Black tea is a type of tea that is more oxidized than oolong, green and white teas. All four types are made from leaves of the shrub (or small tree) Camellia sinensis. Black tea is generally stronger in flavor than the less oxidized teas. Two principal varieties of the species are used – the small-leaved Chinese variety plant (C. sinensis subsp. sinensis), used for most other types of teas, and the large-leaved Assamese plant (C. sinensis subsp. assamica), which was traditionally mainly used for black tea, although in recent years some green and white have been produced.
Herbal tea, or tisane, is any beverage made from the infusion or decoction of herbs, spices, or other plant material in hot water, and usually does not contain caffeine. These drinks are distinguished from true teas (black, green, white, yellow, oolong, etc., which are prepared from the cured leaves of the tea plant, Camellia sinensis), as well as from decaffeinated tea, in which the caffeine has been removed. In many countries, the word 'tea' can only be used for leaves of the Camellia sinensis and therefore the phrase 'herbal tea' cannot be used. These beverages are therefore labelled infusion or tisane.

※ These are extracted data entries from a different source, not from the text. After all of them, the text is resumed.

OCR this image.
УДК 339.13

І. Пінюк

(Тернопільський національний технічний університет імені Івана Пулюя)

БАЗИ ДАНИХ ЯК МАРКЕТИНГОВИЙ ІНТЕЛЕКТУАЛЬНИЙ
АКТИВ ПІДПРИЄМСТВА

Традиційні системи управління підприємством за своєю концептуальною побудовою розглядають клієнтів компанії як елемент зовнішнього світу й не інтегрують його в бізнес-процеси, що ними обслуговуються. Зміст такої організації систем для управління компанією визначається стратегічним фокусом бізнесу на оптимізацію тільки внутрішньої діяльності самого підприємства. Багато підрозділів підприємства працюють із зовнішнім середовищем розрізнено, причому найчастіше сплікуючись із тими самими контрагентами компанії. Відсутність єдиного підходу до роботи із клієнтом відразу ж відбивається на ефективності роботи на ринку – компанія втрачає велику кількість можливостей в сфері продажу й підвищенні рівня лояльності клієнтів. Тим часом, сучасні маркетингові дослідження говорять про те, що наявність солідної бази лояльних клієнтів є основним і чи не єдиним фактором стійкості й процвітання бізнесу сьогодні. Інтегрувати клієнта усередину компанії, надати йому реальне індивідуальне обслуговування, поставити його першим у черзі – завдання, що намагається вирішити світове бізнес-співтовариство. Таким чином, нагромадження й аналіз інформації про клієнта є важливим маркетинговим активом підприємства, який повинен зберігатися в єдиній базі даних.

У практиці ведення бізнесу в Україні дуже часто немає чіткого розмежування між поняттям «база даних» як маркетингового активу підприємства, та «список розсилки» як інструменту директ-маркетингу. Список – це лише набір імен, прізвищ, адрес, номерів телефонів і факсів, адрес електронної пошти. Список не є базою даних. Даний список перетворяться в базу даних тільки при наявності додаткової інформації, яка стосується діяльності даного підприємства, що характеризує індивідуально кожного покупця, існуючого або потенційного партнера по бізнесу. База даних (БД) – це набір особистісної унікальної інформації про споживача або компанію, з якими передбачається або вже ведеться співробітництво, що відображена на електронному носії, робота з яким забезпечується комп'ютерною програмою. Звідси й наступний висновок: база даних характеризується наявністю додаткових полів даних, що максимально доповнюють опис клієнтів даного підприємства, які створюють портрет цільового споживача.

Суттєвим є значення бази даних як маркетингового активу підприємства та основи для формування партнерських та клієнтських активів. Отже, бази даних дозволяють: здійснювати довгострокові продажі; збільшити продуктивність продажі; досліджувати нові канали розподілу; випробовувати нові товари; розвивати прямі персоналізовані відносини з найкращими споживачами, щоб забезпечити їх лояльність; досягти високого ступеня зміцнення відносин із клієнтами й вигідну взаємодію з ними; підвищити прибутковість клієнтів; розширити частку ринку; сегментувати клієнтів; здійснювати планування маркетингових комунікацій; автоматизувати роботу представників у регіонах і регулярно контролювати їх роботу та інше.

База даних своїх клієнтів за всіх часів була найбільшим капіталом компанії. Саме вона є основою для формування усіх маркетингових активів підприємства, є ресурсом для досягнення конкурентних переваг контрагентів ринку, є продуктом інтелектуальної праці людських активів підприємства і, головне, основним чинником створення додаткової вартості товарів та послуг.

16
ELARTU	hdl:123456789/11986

Rooibos meaning "red bush"; (scientific name Aspalathus linearis) is a broom-like member of the legume family of plants growing in South Africa's fynbos.
The generic name comes from the plant Calicotome villosa, aspalathos in Greek. This plant has very similar growth and flowers to the rooibos plant. The specific name linearis comes from the plant's linear growing structure and needle-like leaves.
The leaves are used to make a herbal tea called rooibos or bush tea (especially in Southern Africa) or sometimes redbush tea (especially in Great Britain). The product has been popular in Southern Africa for generations and is now consumed in many countries. It is sometimes spelled rooibosch in accordance with the old Dutch etymology.